Im lumbosakralen Übergang werden die Iliolumbalbänder an der konvexen Seite (kurzes Bein) gedehnt werden. Das löst einen lokalen Schmerz aus mit Ausstrahlung am Beckenkamm entlang und in der Leiste, bis zur Innenseite des Oberschenkels. Einen lokalen Druckschmerzpunkt findet man häufig am Ansatz der Bänder am Beckenkamm oder der Transversi von L4 oder L5. Die Iliosakralbänder an der gleichen Seite sind ebenfalls häufig gestresst. Neben dem lokalen Schmerz können Sie eine Schmerz an der lateralen Seite des Oberschenkels produzieren. Häufig sind auch schmerzhafte Triggerpunkte des M. quadrantus lumborum an der Seite der LWS-Konkavität.

Recht häufige Dysfunktionen im lumbosakralen Übergang sind eine unilaterale Dysfunktion des Sakrums nach anterior an der Seite des kurzen Beines, oder eine Torsion des Kreuzbeines nach vorne mit Rotation zum langen Bein sowie eine Extension-Rotation-Seitneigung – Dysfunktion von L4 oder L5.

Bei einer Sakrumtorsion nach posterior ist die Kreuzbeinbasis in der Regel posterior an der Seite des langen Beins.

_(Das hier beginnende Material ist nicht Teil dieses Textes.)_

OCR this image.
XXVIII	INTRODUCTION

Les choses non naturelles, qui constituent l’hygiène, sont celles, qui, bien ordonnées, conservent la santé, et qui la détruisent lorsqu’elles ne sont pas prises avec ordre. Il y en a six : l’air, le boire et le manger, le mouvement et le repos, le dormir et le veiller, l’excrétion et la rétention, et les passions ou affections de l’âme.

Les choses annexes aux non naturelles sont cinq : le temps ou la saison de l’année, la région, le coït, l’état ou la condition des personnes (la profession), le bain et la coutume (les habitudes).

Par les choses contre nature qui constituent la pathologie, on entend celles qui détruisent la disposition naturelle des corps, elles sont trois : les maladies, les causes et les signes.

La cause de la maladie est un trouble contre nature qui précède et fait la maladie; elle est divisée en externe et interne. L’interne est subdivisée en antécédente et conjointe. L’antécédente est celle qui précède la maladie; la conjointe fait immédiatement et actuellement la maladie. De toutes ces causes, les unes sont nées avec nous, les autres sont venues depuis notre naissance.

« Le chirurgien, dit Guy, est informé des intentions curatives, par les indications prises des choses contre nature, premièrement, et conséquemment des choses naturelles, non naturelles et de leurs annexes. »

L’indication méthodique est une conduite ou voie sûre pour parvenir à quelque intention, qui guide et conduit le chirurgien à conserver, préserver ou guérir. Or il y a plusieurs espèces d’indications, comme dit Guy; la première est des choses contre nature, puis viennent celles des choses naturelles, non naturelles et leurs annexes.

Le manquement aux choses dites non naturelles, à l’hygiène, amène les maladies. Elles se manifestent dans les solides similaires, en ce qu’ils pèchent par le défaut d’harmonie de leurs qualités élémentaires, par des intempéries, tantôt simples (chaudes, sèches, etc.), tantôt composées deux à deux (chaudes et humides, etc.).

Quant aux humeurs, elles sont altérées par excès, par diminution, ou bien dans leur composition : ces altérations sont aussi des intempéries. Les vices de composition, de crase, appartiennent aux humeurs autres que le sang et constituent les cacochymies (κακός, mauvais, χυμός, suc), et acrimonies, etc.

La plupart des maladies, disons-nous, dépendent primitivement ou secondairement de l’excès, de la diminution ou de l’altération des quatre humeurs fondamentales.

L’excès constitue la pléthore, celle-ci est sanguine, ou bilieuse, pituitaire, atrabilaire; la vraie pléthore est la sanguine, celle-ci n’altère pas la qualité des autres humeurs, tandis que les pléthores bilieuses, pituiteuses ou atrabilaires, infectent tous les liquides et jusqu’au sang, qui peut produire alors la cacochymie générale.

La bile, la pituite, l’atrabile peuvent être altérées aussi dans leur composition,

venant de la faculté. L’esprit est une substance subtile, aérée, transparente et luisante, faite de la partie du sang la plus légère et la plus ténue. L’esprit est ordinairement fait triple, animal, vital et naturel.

Von den unteren Extremitäten ist das lange Bein mechanisch am meisten belastet. Dort findet man häufiger Hüftarthrose, Gonarthrose sowie muskulären Stress der Adduktoren, des Psoas und der Glutaen. Ein Ischiassyndrom ist häufiger an der Seiten des langen Beins (60%) vorzufinden.

Bei Beinlängendifferenz findet man normalerweise eine Pronationsstellung mit Valgus des Hinterfußes am langen Bein und eine Innenrotation des Beines. Am kurzen Bein findet man häufiger eine Supination des Fußes. Die ist die Erklärung, warum die Patienten an der Seite des kurzen Beins die Schuhsohle an der Außenseite früher abnutzen.

Fazit zur Beinlängendifferenz

Echte Beinlängendifferenzen sind sehr häufig. In der Literatur wird von 50-70% der Bevölkerung mit ungleich langen Beinen gesprochen. Studien bei Patienten mit chronischen Lumbalgien zeigen, dass die Beinlängendifferenzen hier noch häufiger vorkommen. Vor allen Dingen handelt es sich in diesen Fällen von Differenzen von 5 mm und mehr.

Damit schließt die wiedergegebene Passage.